The photo had been taken by a homeowner, who was outside grilling when he spotted the tawny cat at a distance of 250 feet. A biologist later searching their backyard didn’t find tracks, scat or hair, Latti said.

The homeowner, who wants to remain anonymous, never got a good look at the tail, which could have helped in identifying the animal. Mountain lions have a long tail, bobcats a tuft.

“Photo was of so-so quality, so that was inconclusive as well,” Latti added. However, Latti had said earlier he didn’t believe the image had been manipulated or the cat’s image cropped and pasted into the scene of rocks and trees.

The state hasn’t had a wild mountain lion population since the late 1800s, according to Latti.

Six to 12 sightings come in each year, but few offer concrete information to follow up on.

John Lutz, director of the Eastern Puma Research Network, insists they’re here.

Since 1983, he said he’s collected 35 sightings of the animals – known as mountain lions, pumas or cougars – from Maine.

“If they had a cougar walk on up to the doorstep and say, ‘I’m here’ they would still say it was inconclusive,” Lutz said Monday by phone from West Virginia. “It’s a classic picture of a nice, looks-like-he’s-just-eaten, cougar.”

It looks like it’s recently been in the water, he added.

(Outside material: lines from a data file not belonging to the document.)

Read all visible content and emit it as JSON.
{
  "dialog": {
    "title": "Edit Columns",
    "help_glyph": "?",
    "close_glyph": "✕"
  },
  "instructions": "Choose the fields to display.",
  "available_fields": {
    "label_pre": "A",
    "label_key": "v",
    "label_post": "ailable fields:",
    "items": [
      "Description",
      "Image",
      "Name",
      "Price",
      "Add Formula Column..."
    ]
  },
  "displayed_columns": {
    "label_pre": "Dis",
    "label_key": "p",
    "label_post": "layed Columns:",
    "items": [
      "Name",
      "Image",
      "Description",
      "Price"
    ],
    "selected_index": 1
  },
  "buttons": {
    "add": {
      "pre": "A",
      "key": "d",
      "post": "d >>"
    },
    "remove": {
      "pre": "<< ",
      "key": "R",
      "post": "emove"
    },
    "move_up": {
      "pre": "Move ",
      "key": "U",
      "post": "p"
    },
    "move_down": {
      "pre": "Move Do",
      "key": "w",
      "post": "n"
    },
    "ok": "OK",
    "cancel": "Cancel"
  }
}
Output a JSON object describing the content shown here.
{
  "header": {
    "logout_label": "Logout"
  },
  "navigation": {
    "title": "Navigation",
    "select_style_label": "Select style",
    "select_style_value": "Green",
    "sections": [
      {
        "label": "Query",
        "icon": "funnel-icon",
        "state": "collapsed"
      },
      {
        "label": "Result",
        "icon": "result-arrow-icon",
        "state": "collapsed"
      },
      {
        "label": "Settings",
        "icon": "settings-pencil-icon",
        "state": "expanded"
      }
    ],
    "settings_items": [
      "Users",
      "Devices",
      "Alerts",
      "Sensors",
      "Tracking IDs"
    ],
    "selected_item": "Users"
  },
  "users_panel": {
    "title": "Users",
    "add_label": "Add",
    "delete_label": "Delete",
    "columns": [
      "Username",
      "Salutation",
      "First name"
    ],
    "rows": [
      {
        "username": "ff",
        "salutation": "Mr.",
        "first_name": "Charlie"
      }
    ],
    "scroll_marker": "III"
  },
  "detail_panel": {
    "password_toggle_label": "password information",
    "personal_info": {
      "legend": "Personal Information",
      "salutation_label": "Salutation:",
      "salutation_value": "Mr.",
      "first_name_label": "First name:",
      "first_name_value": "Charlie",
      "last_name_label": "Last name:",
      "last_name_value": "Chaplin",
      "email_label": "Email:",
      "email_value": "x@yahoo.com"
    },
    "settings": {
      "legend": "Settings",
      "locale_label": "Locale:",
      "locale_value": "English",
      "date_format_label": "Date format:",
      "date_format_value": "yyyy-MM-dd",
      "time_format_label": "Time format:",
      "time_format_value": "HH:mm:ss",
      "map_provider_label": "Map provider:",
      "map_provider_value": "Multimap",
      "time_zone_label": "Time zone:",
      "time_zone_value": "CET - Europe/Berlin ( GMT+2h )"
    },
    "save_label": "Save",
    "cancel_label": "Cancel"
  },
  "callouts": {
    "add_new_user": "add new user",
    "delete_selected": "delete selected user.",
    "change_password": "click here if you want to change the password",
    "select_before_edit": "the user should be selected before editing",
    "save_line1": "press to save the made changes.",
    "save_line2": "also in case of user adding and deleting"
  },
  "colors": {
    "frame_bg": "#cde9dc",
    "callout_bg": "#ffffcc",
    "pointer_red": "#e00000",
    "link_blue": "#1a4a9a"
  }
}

“(Wildlife officials) don’t want to admit to the fact they’ve got cougars,” Lutz said. “The state does not have the funds to be able to control cougars or put them in a specific location.”

Latti said there’s no government conspiracy. The animals are already on the federal endangered species list.

“We have nothing to gain by denying there are mountain lion in Maine,” he said.